Perpetual Potion, the fourth book in my Hedgewitch for Hire series, will be out this Wednesday (the links to pre-order the book are listed below the excerpt), so here’s a look at a scene from a Halloween party that ends in an entirely unexpected way!
Terry smiled and thanked me, and said she’d find Danny and send him over. I managed to smile and tell her that would be great, although inwardly, I couldn’t help hoping she wouldn’t be able to find him, or that maybe he’d left the party early, although I knew that particular scenario was a bit of a stretch. I’d probably only exchanged twenty words with the guy, but it was enough to tell me Danny Ortega wasn’t the sort of person to ever bail out on a party before it was over.
Sure enough, he came striding up to my table a couple of minutes later.
Why was I not surprised he’d dressed up as Zorro, complete with flat-brimmed black hat, black cape, and a black shirt that was a little too open down the front, revealing more dark chest hair than I really needed to see?
However, I made sure I sounded crisp and professional as I said, “Hi, Danny. Are you ready for your reading?”
“Absolutely,” he replied as he sat down with a completely unnecessary flourish of his cape.
Holding back a sigh, I started to shuffle my cards…and shuffle them. For some reason, I wasn’t getting the inner ping or vibe or whatever you wanted to call it that told me it was time to stop messing with them. “What do you want to focus on tonight?” I asked him.
For a second, his gaze slid toward the faint hint of cleavage the scooped neckline of my dress revealed, and I had to clench my teeth and force myself not to kick him in the shin under the table.
Violence is never the way, Selena.
He grinned, apparently oblivious to my annoyance. “Oh, I don’t need anything fancy. Just let me know what to expect in the near future.”
Great. I hated open-ended readings like that. The cards worked so much better when the querent had some kind of clear intention in mind.
But if that was what he wanted….
I shuffled the deck some more, then decided the hell with it. The worst that could happen was I’d get a jumble of mismatched minor arcana and court cards, and I’d have to do my best to cobble together a story that connected them and made their sequence somewhat plausible.
One card was sticking out slightly, so I pulled it loose and laid it down face up.
Oh, great.
The Devil stared up at me, eyes squinted into a leer as he leaned over two children, tempting them with ice cream. The Everyday Witch deck had probably the most benevolent-looking Devil card out there, but the artwork couldn’t change its meaning.
Temptation.
Before Danny could comment, I pulled out another card.
Ten of Swords. Seriously? I tried not to stare too hard at the image on the card stock, of a witch lying face down on the ground with ten swords sticking out of her back. The card always signified some kind of calamity approaching, although some practitioners tried to soften the message by saying it also could mean a person merely needed to be on their guard against treachery or betrayal.
And then….
I laid down the Death card and tried not to sigh. And all right, its usual meaning wasn’t literal death, but some kind of major transformation and change. Even so, it generally wasn’t seen as something you wanted to have turn up in a reading.

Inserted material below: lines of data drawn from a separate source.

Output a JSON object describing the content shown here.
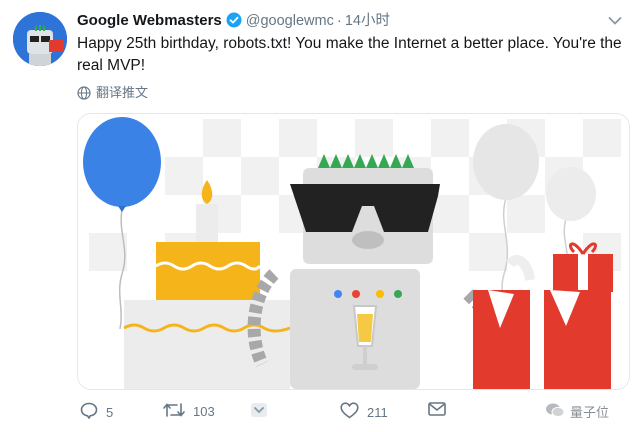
{
  "tweet": {
    "author_name": "Google Webmasters",
    "handle": "@googlewmc",
    "separator": "·",
    "time": "14小时",
    "text": "Happy 25th birthday, robots.txt! You make the Internet a better place. You're the real MVP!",
    "translate_label": "翻译推文"
  },
  "icons": {
    "verified": "verified-badge-icon",
    "caret": "chevron-down-icon",
    "translate": "globe-icon",
    "reply": "reply-icon",
    "retweet": "retweet-icon",
    "share": "share-icon",
    "like": "heart-icon",
    "dm": "envelope-icon"
  },
  "actions": {
    "reply_count": "5",
    "retweet_count": "103",
    "like_count": "211"
  },
  "watermark": {
    "text": "量子位"
  },
  "colors": {
    "accent": "#1da1f2",
    "balloon_blue": "#3b82e6",
    "cake_yellow": "#f6b41b",
    "gift_red": "#e23b2e",
    "mohawk_green": "#34a853"
  }
}
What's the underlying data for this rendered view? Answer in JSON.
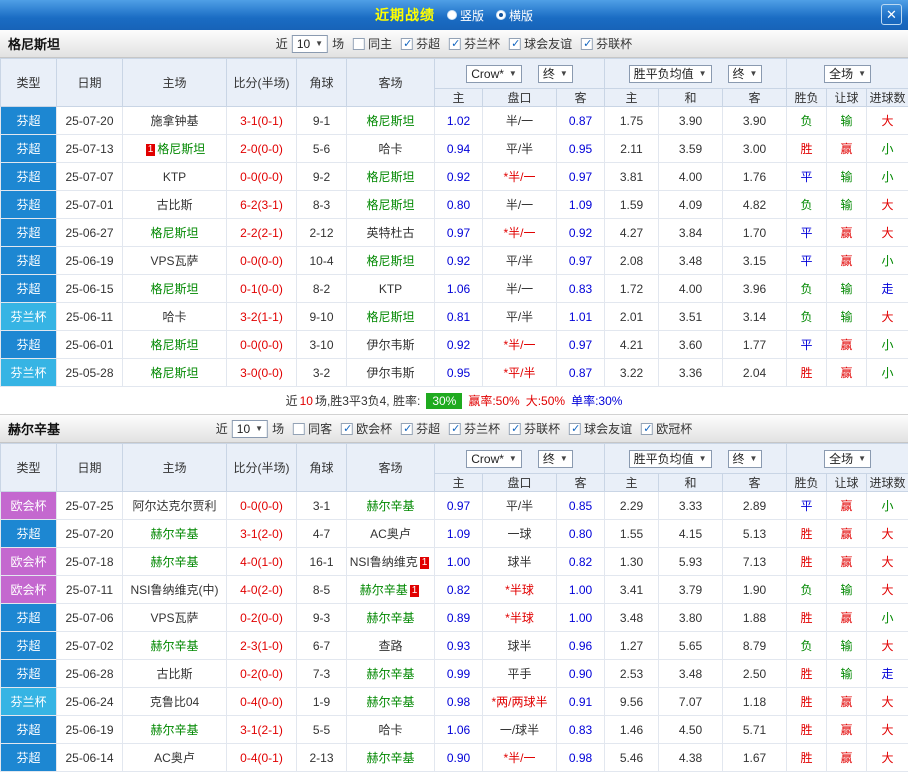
{
  "header": {
    "title": "近期战绩",
    "close_glyph": "✕",
    "view_options": [
      {
        "label": "竖版",
        "checked": "false"
      },
      {
        "label": "横版",
        "checked": "true"
      }
    ]
  },
  "columns": {
    "type": "类型",
    "date": "日期",
    "home": "主场",
    "score": "比分(半场)",
    "corner": "角球",
    "away": "客场",
    "odds_source": "Crow*",
    "final": "终",
    "odds_sub": [
      "主",
      "盘口",
      "客"
    ],
    "avg_label": "胜平负均值",
    "avg_sub": [
      "主",
      "和",
      "客"
    ],
    "scope": "全场",
    "result_sub": [
      "胜负",
      "让球",
      "进球数"
    ]
  },
  "sections": [
    {
      "team": "格尼斯坦",
      "near_label": "近",
      "near_count": "10",
      "games_label": "场",
      "filters": [
        {
          "label": "同主",
          "checked": "false"
        },
        {
          "label": "芬超",
          "checked": "true"
        },
        {
          "label": "芬兰杯",
          "checked": "true"
        },
        {
          "label": "球会友谊",
          "checked": "true"
        },
        {
          "label": "芬联杯",
          "checked": "true"
        }
      ],
      "rows": [
        {
          "league": "芬超",
          "lgc": "lg-super",
          "date": "25-07-20",
          "home": "施拿钟基",
          "homeFocus": false,
          "homeBadge": "",
          "homeBadgePos": "",
          "score": "3-1(0-1)",
          "corner": "9-1",
          "away": "格尼斯坦",
          "awayFocus": true,
          "awayBadge": "",
          "awayBadgePos": "",
          "o1": "1.02",
          "hc": "半/一",
          "hcc": "c-black",
          "o2": "0.87",
          "a1": "1.75",
          "a2": "3.90",
          "a3": "3.90",
          "r1": "负",
          "r1c": "c-green",
          "r2": "输",
          "r2c": "c-green",
          "r3": "大",
          "r3c": "c-red"
        },
        {
          "league": "芬超",
          "lgc": "lg-super",
          "date": "25-07-13",
          "home": "格尼斯坦",
          "homeFocus": true,
          "homeBadge": "1",
          "homeBadgePos": "before",
          "score": "2-0(0-0)",
          "corner": "5-6",
          "away": "哈卡",
          "awayFocus": false,
          "awayBadge": "",
          "awayBadgePos": "",
          "o1": "0.94",
          "hc": "平/半",
          "hcc": "c-black",
          "o2": "0.95",
          "a1": "2.11",
          "a2": "3.59",
          "a3": "3.00",
          "r1": "胜",
          "r1c": "c-red",
          "r2": "赢",
          "r2c": "c-red",
          "r3": "小",
          "r3c": "c-green"
        },
        {
          "league": "芬超",
          "lgc": "lg-super",
          "date": "25-07-07",
          "home": "KTP",
          "homeFocus": false,
          "homeBadge": "",
          "homeBadgePos": "",
          "score": "0-0(0-0)",
          "corner": "9-2",
          "away": "格尼斯坦",
          "awayFocus": true,
          "awayBadge": "",
          "awayBadgePos": "",
          "o1": "0.92",
          "hc": "*半/一",
          "hcc": "c-red",
          "o2": "0.97",
          "a1": "3.81",
          "a2": "4.00",
          "a3": "1.76",
          "r1": "平",
          "r1c": "c-blue",
          "r2": "输",
          "r2c": "c-green",
          "r3": "小",
          "r3c": "c-green"
        },
        {
          "league": "芬超",
          "lgc": "lg-super",
          "date": "25-07-01",
          "home": "古比斯",
          "homeFocus": false,
          "homeBadge": "",
          "homeBadgePos": "",
          "score": "6-2(3-1)",
          "corner": "8-3",
          "away": "格尼斯坦",
          "awayFocus": true,
          "awayBadge": "",
          "awayBadgePos": "",
          "o1": "0.80",
          "hc": "半/一",
          "hcc": "c-black",
          "o2": "1.09",
          "a1": "1.59",
          "a2": "4.09",
          "a3": "4.82",
          "r1": "负",
          "r1c": "c-green",
          "r2": "输",
          "r2c": "c-green",
          "r3": "大",
          "r3c": "c-red"
        },
        {
          "league": "芬超",
          "lgc": "lg-super",
          "date": "25-06-27",
          "home": "格尼斯坦",
          "homeFocus": true,
          "homeBadge": "",
          "homeBadgePos": "",
          "score": "2-2(2-1)",
          "corner": "2-12",
          "away": "英特杜古",
          "awayFocus": false,
          "awayBadge": "",
          "awayBadgePos": "",
          "o1": "0.97",
          "hc": "*半/一",
          "hcc": "c-red",
          "o2": "0.92",
          "a1": "4.27",
          "a2": "3.84",
          "a3": "1.70",
          "r1": "平",
          "r1c": "c-blue",
          "r2": "赢",
          "r2c": "c-red",
          "r3": "大",
          "r3c": "c-red"
        },
        {
          "league": "芬超",
          "lgc": "lg-super",
          "date": "25-06-19",
          "home": "VPS瓦萨",
          "homeFocus": false,
          "homeBadge": "",
          "homeBadgePos": "",
          "score": "0-0(0-0)",
          "corner": "10-4",
          "away": "格尼斯坦",
          "awayFocus": true,
          "awayBadge": "",
          "awayBadgePos": "",
          "o1": "0.92",
          "hc": "平/半",
          "hcc": "c-black",
          "o2": "0.97",
          "a1": "2.08",
          "a2": "3.48",
          "a3": "3.15",
          "r1": "平",
          "r1c": "c-blue",
          "r2": "赢",
          "r2c": "c-red",
          "r3": "小",
          "r3c": "c-green"
        },
        {
          "league": "芬超",
          "lgc": "lg-super",
          "date": "25-06-15",
          "home": "格尼斯坦",
          "homeFocus": true,
          "homeBadge": "",
          "homeBadgePos": "",
          "score": "0-1(0-0)",
          "corner": "8-2",
          "away": "KTP",
          "awayFocus": false,
          "awayBadge": "",
          "awayBadgePos": "",
          "o1": "1.06",
          "hc": "半/一",
          "hcc": "c-black",
          "o2": "0.83",
          "a1": "1.72",
          "a2": "4.00",
          "a3": "3.96",
          "r1": "负",
          "r1c": "c-green",
          "r2": "输",
          "r2c": "c-green",
          "r3": "走",
          "r3c": "c-blue"
        },
        {
          "league": "芬兰杯",
          "lgc": "lg-cup",
          "date": "25-06-11",
          "home": "哈卡",
          "homeFocus": false,
          "homeBadge": "",
          "homeBadgePos": "",
          "score": "3-2(1-1)",
          "corner": "9-10",
          "away": "格尼斯坦",
          "awayFocus": true,
          "awayBadge": "",
          "awayBadgePos": "",
          "o1": "0.81",
          "hc": "平/半",
          "hcc": "c-black",
          "o2": "1.01",
          "a1": "2.01",
          "a2": "3.51",
          "a3": "3.14",
          "r1": "负",
          "r1c": "c-green",
          "r2": "输",
          "r2c": "c-green",
          "r3": "大",
          "r3c": "c-red"
        },
        {
          "league": "芬超",
          "lgc": "lg-super",
          "date": "25-06-01",
          "home": "格尼斯坦",
          "homeFocus": true,
          "homeBadge": "",
          "homeBadgePos": "",
          "score": "0-0(0-0)",
          "corner": "3-10",
          "away": "伊尔韦斯",
          "awayFocus": false,
          "awayBadge": "",
          "awayBadgePos": "",
          "o1": "0.92",
          "hc": "*半/一",
          "hcc": "c-red",
          "o2": "0.97",
          "a1": "4.21",
          "a2": "3.60",
          "a3": "1.77",
          "r1": "平",
          "r1c": "c-blue",
          "r2": "赢",
          "r2c": "c-red",
          "r3": "小",
          "r3c": "c-green"
        },
        {
          "league": "芬兰杯",
          "lgc": "lg-cup",
          "date": "25-05-28",
          "home": "格尼斯坦",
          "homeFocus": true,
          "homeBadge": "",
          "homeBadgePos": "",
          "score": "3-0(0-0)",
          "corner": "3-2",
          "away": "伊尔韦斯",
          "awayFocus": false,
          "awayBadge": "",
          "awayBadgePos": "",
          "o1": "0.95",
          "hc": "*平/半",
          "hcc": "c-red",
          "o2": "0.87",
          "a1": "3.22",
          "a2": "3.36",
          "a3": "2.04",
          "r1": "胜",
          "r1c": "c-red",
          "r2": "赢",
          "r2c": "c-red",
          "r3": "小",
          "r3c": "c-green"
        }
      ],
      "summary": {
        "pre": "近",
        "count": "10",
        "mid": "场,胜3平3负4, 胜率:",
        "rate_badge": "30%",
        "win_rate": "赢率:50%",
        "big_rate": "大:50%",
        "single_rate": "单率:30%"
      }
    },
    {
      "team": "赫尔辛基",
      "near_label": "近",
      "near_count": "10",
      "games_label": "场",
      "filters": [
        {
          "label": "同客",
          "checked": "false"
        },
        {
          "label": "欧会杯",
          "checked": "true"
        },
        {
          "label": "芬超",
          "checked": "true"
        },
        {
          "label": "芬兰杯",
          "checked": "true"
        },
        {
          "label": "芬联杯",
          "checked": "true"
        },
        {
          "label": "球会友谊",
          "checked": "true"
        },
        {
          "label": "欧冠杯",
          "checked": "true"
        }
      ],
      "rows": [
        {
          "league": "欧会杯",
          "lgc": "lg-conf",
          "date": "25-07-25",
          "home": "阿尔达克尔贾利",
          "homeFocus": false,
          "homeBadge": "",
          "homeBadgePos": "",
          "score": "0-0(0-0)",
          "corner": "3-1",
          "away": "赫尔辛基",
          "awayFocus": true,
          "awayBadge": "",
          "awayBadgePos": "",
          "o1": "0.97",
          "hc": "平/半",
          "hcc": "c-black",
          "o2": "0.85",
          "a1": "2.29",
          "a2": "3.33",
          "a3": "2.89",
          "r1": "平",
          "r1c": "c-blue",
          "r2": "赢",
          "r2c": "c-red",
          "r3": "小",
          "r3c": "c-green"
        },
        {
          "league": "芬超",
          "lgc": "lg-super",
          "date": "25-07-20",
          "home": "赫尔辛基",
          "homeFocus": true,
          "homeBadge": "",
          "homeBadgePos": "",
          "score": "3-1(2-0)",
          "corner": "4-7",
          "away": "AC奥卢",
          "awayFocus": false,
          "awayBadge": "",
          "awayBadgePos": "",
          "o1": "1.09",
          "hc": "一球",
          "hcc": "c-black",
          "o2": "0.80",
          "a1": "1.55",
          "a2": "4.15",
          "a3": "5.13",
          "r1": "胜",
          "r1c": "c-red",
          "r2": "赢",
          "r2c": "c-red",
          "r3": "大",
          "r3c": "c-red"
        },
        {
          "league": "欧会杯",
          "lgc": "lg-conf",
          "date": "25-07-18",
          "home": "赫尔辛基",
          "homeFocus": true,
          "homeBadge": "",
          "homeBadgePos": "",
          "score": "4-0(1-0)",
          "corner": "16-1",
          "away": "NSI鲁纳维克",
          "awayFocus": false,
          "awayBadge": "1",
          "awayBadgePos": "after",
          "o1": "1.00",
          "hc": "球半",
          "hcc": "c-black",
          "o2": "0.82",
          "a1": "1.30",
          "a2": "5.93",
          "a3": "7.13",
          "r1": "胜",
          "r1c": "c-red",
          "r2": "赢",
          "r2c": "c-red",
          "r3": "大",
          "r3c": "c-red"
        },
        {
          "league": "欧会杯",
          "lgc": "lg-conf",
          "date": "25-07-11",
          "home": "NSI鲁纳维克(中)",
          "homeFocus": false,
          "homeBadge": "",
          "homeBadgePos": "",
          "score": "4-0(2-0)",
          "corner": "8-5",
          "away": "赫尔辛基",
          "awayFocus": true,
          "awayBadge": "1",
          "awayBadgePos": "after",
          "o1": "0.82",
          "hc": "*半球",
          "hcc": "c-red",
          "o2": "1.00",
          "a1": "3.41",
          "a2": "3.79",
          "a3": "1.90",
          "r1": "负",
          "r1c": "c-green",
          "r2": "输",
          "r2c": "c-green",
          "r3": "大",
          "r3c": "c-red"
        },
        {
          "league": "芬超",
          "lgc": "lg-super",
          "date": "25-07-06",
          "home": "VPS瓦萨",
          "homeFocus": false,
          "homeBadge": "",
          "homeBadgePos": "",
          "score": "0-2(0-0)",
          "corner": "9-3",
          "away": "赫尔辛基",
          "awayFocus": true,
          "awayBadge": "",
          "awayBadgePos": "",
          "o1": "0.89",
          "hc": "*半球",
          "hcc": "c-red",
          "o2": "1.00",
          "a1": "3.48",
          "a2": "3.80",
          "a3": "1.88",
          "r1": "胜",
          "r1c": "c-red",
          "r2": "赢",
          "r2c": "c-red",
          "r3": "小",
          "r3c": "c-green"
        },
        {
          "league": "芬超",
          "lgc": "lg-super",
          "date": "25-07-02",
          "home": "赫尔辛基",
          "homeFocus": true,
          "homeBadge": "",
          "homeBadgePos": "",
          "score": "2-3(1-0)",
          "corner": "6-7",
          "away": "查路",
          "awayFocus": false,
          "awayBadge": "",
          "awayBadgePos": "",
          "o1": "0.93",
          "hc": "球半",
          "hcc": "c-black",
          "o2": "0.96",
          "a1": "1.27",
          "a2": "5.65",
          "a3": "8.79",
          "r1": "负",
          "r1c": "c-green",
          "r2": "输",
          "r2c": "c-green",
          "r3": "大",
          "r3c": "c-red"
        },
        {
          "league": "芬超",
          "lgc": "lg-super",
          "date": "25-06-28",
          "home": "古比斯",
          "homeFocus": false,
          "homeBadge": "",
          "homeBadgePos": "",
          "score": "0-2(0-0)",
          "corner": "7-3",
          "away": "赫尔辛基",
          "awayFocus": true,
          "awayBadge": "",
          "awayBadgePos": "",
          "o1": "0.99",
          "hc": "平手",
          "hcc": "c-black",
          "o2": "0.90",
          "a1": "2.53",
          "a2": "3.48",
          "a3": "2.50",
          "r1": "胜",
          "r1c": "c-red",
          "r2": "输",
          "r2c": "c-green",
          "r3": "走",
          "r3c": "c-blue"
        },
        {
          "league": "芬兰杯",
          "lgc": "lg-cup",
          "date": "25-06-24",
          "home": "克鲁比04",
          "homeFocus": false,
          "homeBadge": "",
          "homeBadgePos": "",
          "score": "0-4(0-0)",
          "corner": "1-9",
          "away": "赫尔辛基",
          "awayFocus": true,
          "awayBadge": "",
          "awayBadgePos": "",
          "o1": "0.98",
          "hc": "*两/两球半",
          "hcc": "c-red",
          "o2": "0.91",
          "a1": "9.56",
          "a2": "7.07",
          "a3": "1.18",
          "r1": "胜",
          "r1c": "c-red",
          "r2": "赢",
          "r2c": "c-red",
          "r3": "大",
          "r3c": "c-red"
        },
        {
          "league": "芬超",
          "lgc": "lg-super",
          "date": "25-06-19",
          "home": "赫尔辛基",
          "homeFocus": true,
          "homeBadge": "",
          "homeBadgePos": "",
          "score": "3-1(2-1)",
          "corner": "5-5",
          "away": "哈卡",
          "awayFocus": false,
          "awayBadge": "",
          "awayBadgePos": "",
          "o1": "1.06",
          "hc": "一/球半",
          "hcc": "c-black",
          "o2": "0.83",
          "a1": "1.46",
          "a2": "4.50",
          "a3": "5.71",
          "r1": "胜",
          "r1c": "c-red",
          "r2": "赢",
          "r2c": "c-red",
          "r3": "大",
          "r3c": "c-red"
        },
        {
          "league": "芬超",
          "lgc": "lg-super",
          "date": "25-06-14",
          "home": "AC奥卢",
          "homeFocus": false,
          "homeBadge": "",
          "homeBadgePos": "",
          "score": "0-4(0-1)",
          "corner": "2-13",
          "away": "赫尔辛基",
          "awayFocus": true,
          "awayBadge": "",
          "awayBadgePos": "",
          "o1": "0.90",
          "hc": "*半/一",
          "hcc": "c-red",
          "o2": "0.98",
          "a1": "5.46",
          "a2": "4.38",
          "a3": "1.67",
          "r1": "胜",
          "r1c": "c-red",
          "r2": "赢",
          "r2c": "c-red",
          "r3": "大",
          "r3c": "c-red"
        }
      ],
      "summary": null
    }
  ]
}
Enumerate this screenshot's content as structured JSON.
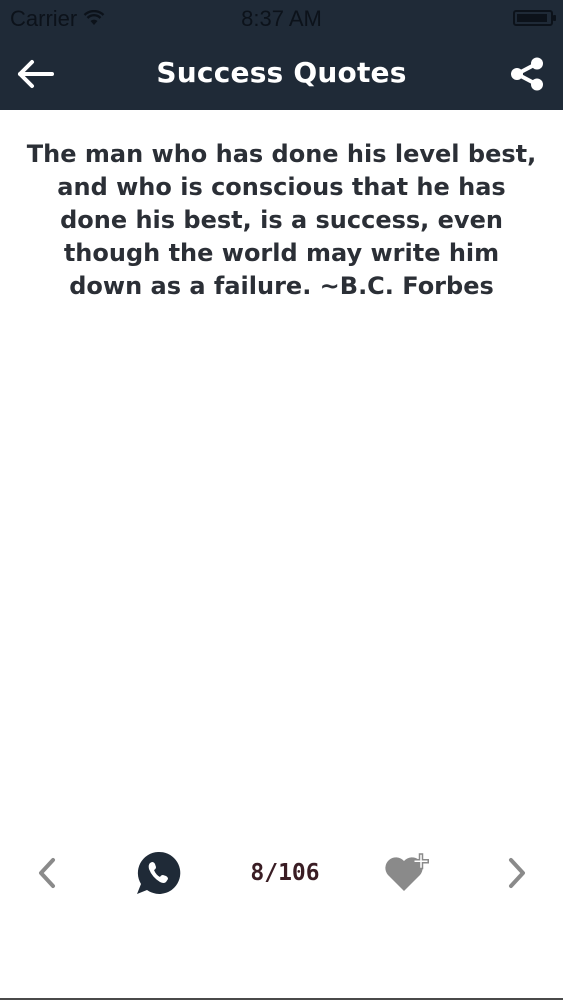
{
  "status_bar": {
    "carrier": "Carrier",
    "time": "8:37 AM"
  },
  "header": {
    "title": "Success Quotes",
    "back_icon": "arrow-left-icon",
    "share_icon": "share-icon"
  },
  "quote": {
    "text": "The man who has done his level best, and who is conscious that he has done his best, is a success, even though the world may write him down as a failure. ~B.C. Forbes"
  },
  "pager": {
    "counter": "8/106",
    "prev_icon": "chevron-left-icon",
    "next_icon": "chevron-right-icon",
    "whatsapp_icon": "whatsapp-icon",
    "favorite_icon": "heart-plus-icon"
  },
  "colors": {
    "header_bg": "#1f2a37",
    "header_text": "#ffffff",
    "quote_text": "#2b2f36",
    "counter_text": "#3a1d24",
    "icon_gray": "#8a8a8a"
  }
}
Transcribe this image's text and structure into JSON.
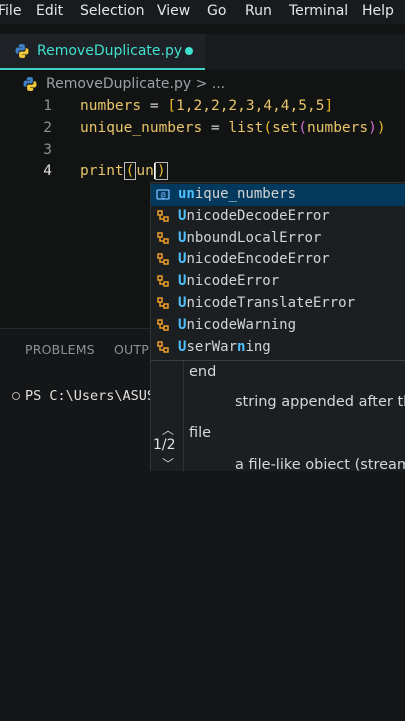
{
  "menu": [
    "File",
    "Edit",
    "Selection",
    "View",
    "Go",
    "Run",
    "Terminal",
    "Help"
  ],
  "tab": {
    "filename": "RemoveDuplicate.py",
    "unsaved": true
  },
  "breadcrumb": {
    "file": "RemoveDuplicate.py",
    "sep": ">",
    "more": "..."
  },
  "editor": {
    "line_numbers": [
      "1",
      "2",
      "3",
      "4"
    ],
    "line1": {
      "var": "numbers",
      "op": " = ",
      "open": "[",
      "items": "1,2,2,2,3,4,4,5,5",
      "close": "]"
    },
    "line2": {
      "var": "unique_numbers",
      "op": " = ",
      "fn1": "list",
      "p1": "(",
      "fn2": "set",
      "p2": "(",
      "arg": "numbers",
      "c2": ")",
      "c1": ")"
    },
    "line4": {
      "fn": "print",
      "open": "(",
      "typed": "un",
      "close": ")"
    }
  },
  "suggestions": [
    {
      "match": "un",
      "rest": "ique_numbers",
      "icon": "variable-icon",
      "selected": true
    },
    {
      "match": "U",
      "rest": "nicodeDecodeError",
      "icon": "class-icon"
    },
    {
      "match": "U",
      "rest": "nboundLocalError",
      "icon": "class-icon"
    },
    {
      "match": "U",
      "rest": "nicodeEncodeError",
      "icon": "class-icon"
    },
    {
      "match": "U",
      "rest": "nicodeError",
      "icon": "class-icon"
    },
    {
      "match": "U",
      "rest": "nicodeTranslateError",
      "icon": "class-icon"
    },
    {
      "match": "U",
      "rest": "nicodeWarning",
      "icon": "class-icon"
    },
    {
      "match": "U",
      "rest": "serWar",
      "match2": "n",
      "rest2": "ing",
      "icon": "class-icon"
    }
  ],
  "panel": {
    "tabs": [
      "PROBLEMS",
      "OUTPU"
    ],
    "terminal_prompt": "PS C:\\Users\\ASUS"
  },
  "signature": {
    "count": "1/2",
    "end_label": "end",
    "end_desc": "string appended after th",
    "file_label": "file",
    "file_desc": "a file-like obiect (stream)"
  }
}
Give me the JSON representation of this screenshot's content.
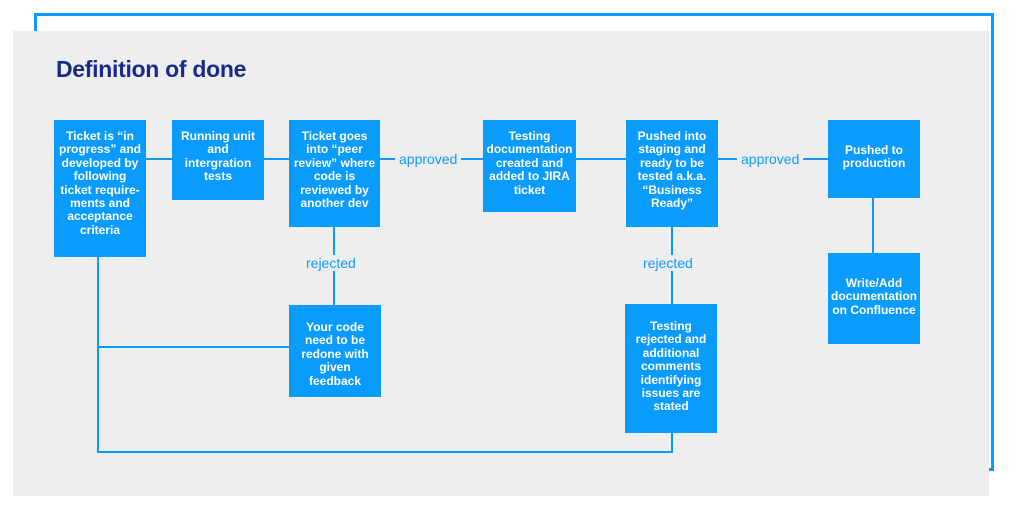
{
  "title": "Definition of done",
  "colors": {
    "accent": "#0a9bff",
    "title": "#1a2a8a",
    "panel": "#eeeeee"
  },
  "steps": [
    {
      "id": "in-progress",
      "text": "Ticket is “in progress” and developed by following ticket require-ments and acceptance criteria"
    },
    {
      "id": "unit-tests",
      "text": "Running unit and intergration tests"
    },
    {
      "id": "peer-review",
      "text": "Ticket goes into “peer review” where code is reviewed by another dev"
    },
    {
      "id": "testing-docs",
      "text": "Testing documentation created and added to JIRA ticket"
    },
    {
      "id": "staging",
      "text": "Pushed into staging and ready to be tested a.k.a. “Business Ready”"
    },
    {
      "id": "production",
      "text": "Pushed to production"
    },
    {
      "id": "redo-code",
      "text": "Your code need to be redone with given feedback"
    },
    {
      "id": "testing-rejected",
      "text": "Testing rejected and additional comments identifying issues are stated"
    },
    {
      "id": "confluence-docs",
      "text": "Write/Add documentation on Confluence"
    }
  ],
  "edge_labels": {
    "review_approved": "approved",
    "review_rejected": "rejected",
    "staging_approved": "approved",
    "staging_rejected": "rejected"
  }
}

Danny Ortega stared at me, expression expectant. “So…?” he said, since I’d remained silent, inwardly trying to come up with a reading from such a calamitous collection of cards that wasn’t all doom and gloom.
“Um….” I said. I pulled in a breath, and reminded myself this wasn’t the first time I’d gotten a card pull that looked completely catastrophic. In all those cases, my clients had come out just fine in the end. Maybe they’d suffered a divorce or lost a job, but those calamities had turned out to be blessings in disguise.
“Is it bad?” Danny asked, head tilted slightly as he stared down at the cards.
Sometimes I was still astonished by how clueless people could be about the Tarot. All right, it wasn’t that I expected everyone to be an expert or something, but at the same time, the deck and the images it contained were a big enough part of popular culture that you’d think a detail or two might have sunk in.
Then again, in this instance, that could be a good thing.
“I don’t really like to be as absolute as ‘good and bad’ when I’m doing a Tarot reading,” I told Danny. “However, it does look as though there are some big changes coming for you, changes you might not be expecting. I would say to be on guard and not do anything that might cause someone to have a grudge against you.”
One dark eyebrow lifted, and his mouth pursed slightly. It seemed clear enough that he wasn’t too happy about the reading, even though I’d soft-pedaled the heck out of it.
“Anything else?” he asked.
“No,” I said, glad I still sounded calm and unruffled. “These are short three-card readings. They’re intended to give you a general sense of something, not provide a step-by-step guide. I’m just seeing the need for caution.”
For a moment, he didn’t respond. Then he shot me a white-toothed smile I didn’t buy for a second, and got up from his chair. “Well, thanks, Selena. This has been…educational.”
And after he flashed another glance at my cleavage, he headed off toward the dining room, presumably in search of a drink.
The Goddess only knew I needed one as well after that particular reading.